Logistics costs in Mexico were an estimated 9.9 percent of the nation’s gross domestic product, Armstrong & Co. said in a report on Mexican trucking, railroads and third-party logistics.
In the U.S., logistics costs accounted for 8.5 percent of GDP last year, according to the Council of Supply Chain Management Professionals’ annual State of Logistics report, produced by Rosalyn Wilson.
Armstrong’s report said nearly half of Mexico’s estimated $142.2 billion in logistics costs were in trucking ($68.4 billion). Inventory carrying costs were the second-largest component, at $37.3 billion.
Mexico’s trucking industry is led by 10 companies with annual revenues ranging from $90 million to $220 million. The largest, Autotransportes de Carga Tres Guerras, handles general freight, including less-than-truckload shipments and packages.

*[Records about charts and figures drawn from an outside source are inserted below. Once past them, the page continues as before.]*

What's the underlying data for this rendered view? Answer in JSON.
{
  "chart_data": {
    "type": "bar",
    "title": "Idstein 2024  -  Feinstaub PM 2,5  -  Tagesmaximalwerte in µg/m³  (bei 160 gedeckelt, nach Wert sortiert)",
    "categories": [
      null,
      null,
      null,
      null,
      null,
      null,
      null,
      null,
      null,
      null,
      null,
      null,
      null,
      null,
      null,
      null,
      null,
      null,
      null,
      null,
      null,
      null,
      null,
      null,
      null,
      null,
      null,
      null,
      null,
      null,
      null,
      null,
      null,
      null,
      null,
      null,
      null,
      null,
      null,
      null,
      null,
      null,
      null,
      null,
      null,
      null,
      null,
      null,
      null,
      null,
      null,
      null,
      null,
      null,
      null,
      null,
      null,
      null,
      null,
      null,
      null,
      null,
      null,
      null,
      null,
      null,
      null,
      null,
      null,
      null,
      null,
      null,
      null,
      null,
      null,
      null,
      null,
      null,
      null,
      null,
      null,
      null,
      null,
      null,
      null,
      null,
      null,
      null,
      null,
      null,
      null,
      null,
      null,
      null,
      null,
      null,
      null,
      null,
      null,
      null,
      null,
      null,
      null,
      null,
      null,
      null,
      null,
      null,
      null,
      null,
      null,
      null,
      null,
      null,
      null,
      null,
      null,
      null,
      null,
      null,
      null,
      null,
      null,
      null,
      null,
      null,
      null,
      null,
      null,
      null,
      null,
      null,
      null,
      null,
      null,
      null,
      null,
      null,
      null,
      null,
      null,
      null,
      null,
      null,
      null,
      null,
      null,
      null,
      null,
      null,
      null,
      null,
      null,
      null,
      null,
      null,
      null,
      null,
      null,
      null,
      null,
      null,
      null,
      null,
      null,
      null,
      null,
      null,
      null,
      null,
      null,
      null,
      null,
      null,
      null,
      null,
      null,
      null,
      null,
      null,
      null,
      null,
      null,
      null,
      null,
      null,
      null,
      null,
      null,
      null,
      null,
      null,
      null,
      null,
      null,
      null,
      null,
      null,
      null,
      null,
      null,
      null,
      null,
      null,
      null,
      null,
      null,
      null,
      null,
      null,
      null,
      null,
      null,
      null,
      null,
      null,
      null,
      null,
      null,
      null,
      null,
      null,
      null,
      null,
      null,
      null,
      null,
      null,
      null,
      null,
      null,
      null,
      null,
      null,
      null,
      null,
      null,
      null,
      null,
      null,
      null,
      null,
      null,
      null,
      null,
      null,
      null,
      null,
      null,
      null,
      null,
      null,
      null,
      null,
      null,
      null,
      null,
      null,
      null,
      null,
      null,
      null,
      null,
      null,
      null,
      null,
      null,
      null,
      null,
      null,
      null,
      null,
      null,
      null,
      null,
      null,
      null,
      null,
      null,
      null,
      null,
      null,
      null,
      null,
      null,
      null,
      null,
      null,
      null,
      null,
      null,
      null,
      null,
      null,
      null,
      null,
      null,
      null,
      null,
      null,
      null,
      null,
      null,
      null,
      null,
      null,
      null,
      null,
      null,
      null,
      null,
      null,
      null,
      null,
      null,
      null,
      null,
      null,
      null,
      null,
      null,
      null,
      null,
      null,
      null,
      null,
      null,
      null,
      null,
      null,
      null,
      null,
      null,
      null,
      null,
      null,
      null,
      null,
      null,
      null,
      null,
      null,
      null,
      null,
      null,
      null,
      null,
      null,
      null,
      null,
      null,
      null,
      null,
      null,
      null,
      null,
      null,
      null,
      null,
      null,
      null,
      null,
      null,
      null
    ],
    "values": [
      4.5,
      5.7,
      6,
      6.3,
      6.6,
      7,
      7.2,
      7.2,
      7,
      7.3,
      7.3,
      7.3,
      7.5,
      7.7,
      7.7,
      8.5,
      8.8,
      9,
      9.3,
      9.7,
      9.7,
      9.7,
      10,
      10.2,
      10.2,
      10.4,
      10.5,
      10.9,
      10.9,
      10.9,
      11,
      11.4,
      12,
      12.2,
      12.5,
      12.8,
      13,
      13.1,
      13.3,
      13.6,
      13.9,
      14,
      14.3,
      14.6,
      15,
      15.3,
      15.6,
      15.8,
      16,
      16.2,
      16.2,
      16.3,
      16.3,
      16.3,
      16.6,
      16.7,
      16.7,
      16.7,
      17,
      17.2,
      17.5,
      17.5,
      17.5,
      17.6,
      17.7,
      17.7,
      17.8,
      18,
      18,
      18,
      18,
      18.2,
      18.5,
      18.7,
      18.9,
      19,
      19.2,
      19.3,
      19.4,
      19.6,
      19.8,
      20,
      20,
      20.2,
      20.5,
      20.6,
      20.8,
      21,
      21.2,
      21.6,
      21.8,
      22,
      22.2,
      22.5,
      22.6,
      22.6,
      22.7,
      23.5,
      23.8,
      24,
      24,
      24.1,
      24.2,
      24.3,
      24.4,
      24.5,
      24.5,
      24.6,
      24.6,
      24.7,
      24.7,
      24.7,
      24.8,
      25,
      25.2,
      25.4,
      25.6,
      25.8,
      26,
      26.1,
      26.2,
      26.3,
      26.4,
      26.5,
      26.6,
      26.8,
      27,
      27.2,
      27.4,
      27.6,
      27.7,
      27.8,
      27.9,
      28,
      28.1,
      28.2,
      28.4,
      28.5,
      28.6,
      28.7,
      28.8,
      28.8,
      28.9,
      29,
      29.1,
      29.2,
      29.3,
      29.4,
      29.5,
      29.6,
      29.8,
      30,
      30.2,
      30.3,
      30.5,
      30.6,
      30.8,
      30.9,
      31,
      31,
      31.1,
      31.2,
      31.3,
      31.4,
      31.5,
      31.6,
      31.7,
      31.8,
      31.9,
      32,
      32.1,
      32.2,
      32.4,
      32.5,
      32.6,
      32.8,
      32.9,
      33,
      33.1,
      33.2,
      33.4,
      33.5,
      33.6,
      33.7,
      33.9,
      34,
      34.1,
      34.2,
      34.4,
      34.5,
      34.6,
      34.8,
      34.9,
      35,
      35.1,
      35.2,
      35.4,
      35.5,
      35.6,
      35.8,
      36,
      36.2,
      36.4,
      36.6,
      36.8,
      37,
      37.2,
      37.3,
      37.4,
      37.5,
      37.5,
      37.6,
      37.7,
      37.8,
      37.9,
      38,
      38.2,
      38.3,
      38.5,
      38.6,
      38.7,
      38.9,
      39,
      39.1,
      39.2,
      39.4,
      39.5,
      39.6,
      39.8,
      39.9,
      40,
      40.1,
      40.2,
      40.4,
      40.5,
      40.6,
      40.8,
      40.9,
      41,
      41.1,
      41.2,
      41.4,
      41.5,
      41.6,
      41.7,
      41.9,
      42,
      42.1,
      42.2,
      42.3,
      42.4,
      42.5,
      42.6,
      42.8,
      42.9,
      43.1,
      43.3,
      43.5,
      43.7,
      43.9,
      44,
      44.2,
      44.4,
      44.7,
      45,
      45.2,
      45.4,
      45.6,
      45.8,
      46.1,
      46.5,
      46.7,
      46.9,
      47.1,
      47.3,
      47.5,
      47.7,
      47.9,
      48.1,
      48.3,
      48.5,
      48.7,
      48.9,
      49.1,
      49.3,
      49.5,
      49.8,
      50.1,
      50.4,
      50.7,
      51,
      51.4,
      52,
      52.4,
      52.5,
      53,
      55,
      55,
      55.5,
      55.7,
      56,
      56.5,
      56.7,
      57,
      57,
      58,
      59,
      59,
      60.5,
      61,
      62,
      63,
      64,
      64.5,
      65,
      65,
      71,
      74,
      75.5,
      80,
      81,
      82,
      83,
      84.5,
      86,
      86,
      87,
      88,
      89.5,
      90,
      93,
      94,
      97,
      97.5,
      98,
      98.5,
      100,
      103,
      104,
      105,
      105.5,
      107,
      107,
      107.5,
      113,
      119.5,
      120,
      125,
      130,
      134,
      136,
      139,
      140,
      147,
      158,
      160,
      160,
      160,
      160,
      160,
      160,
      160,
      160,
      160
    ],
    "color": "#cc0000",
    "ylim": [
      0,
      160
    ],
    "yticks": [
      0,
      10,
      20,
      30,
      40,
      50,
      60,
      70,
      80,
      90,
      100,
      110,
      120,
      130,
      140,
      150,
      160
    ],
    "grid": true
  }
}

U.S. and international companies such as DHL, Werner and Ryder play important roles in Mexican logistics, Armstrong noted.
Automotive logistics has grown rapidly in Mexico since the 1994 enactment of the North American Free Trade Agreement. Twenty-five automotive assembly plants are scattered between Mexico City and the U.S. border, and more than 1,000 Tier 1 and Tier 2 suppliers are located in Mexico, Armstrong said.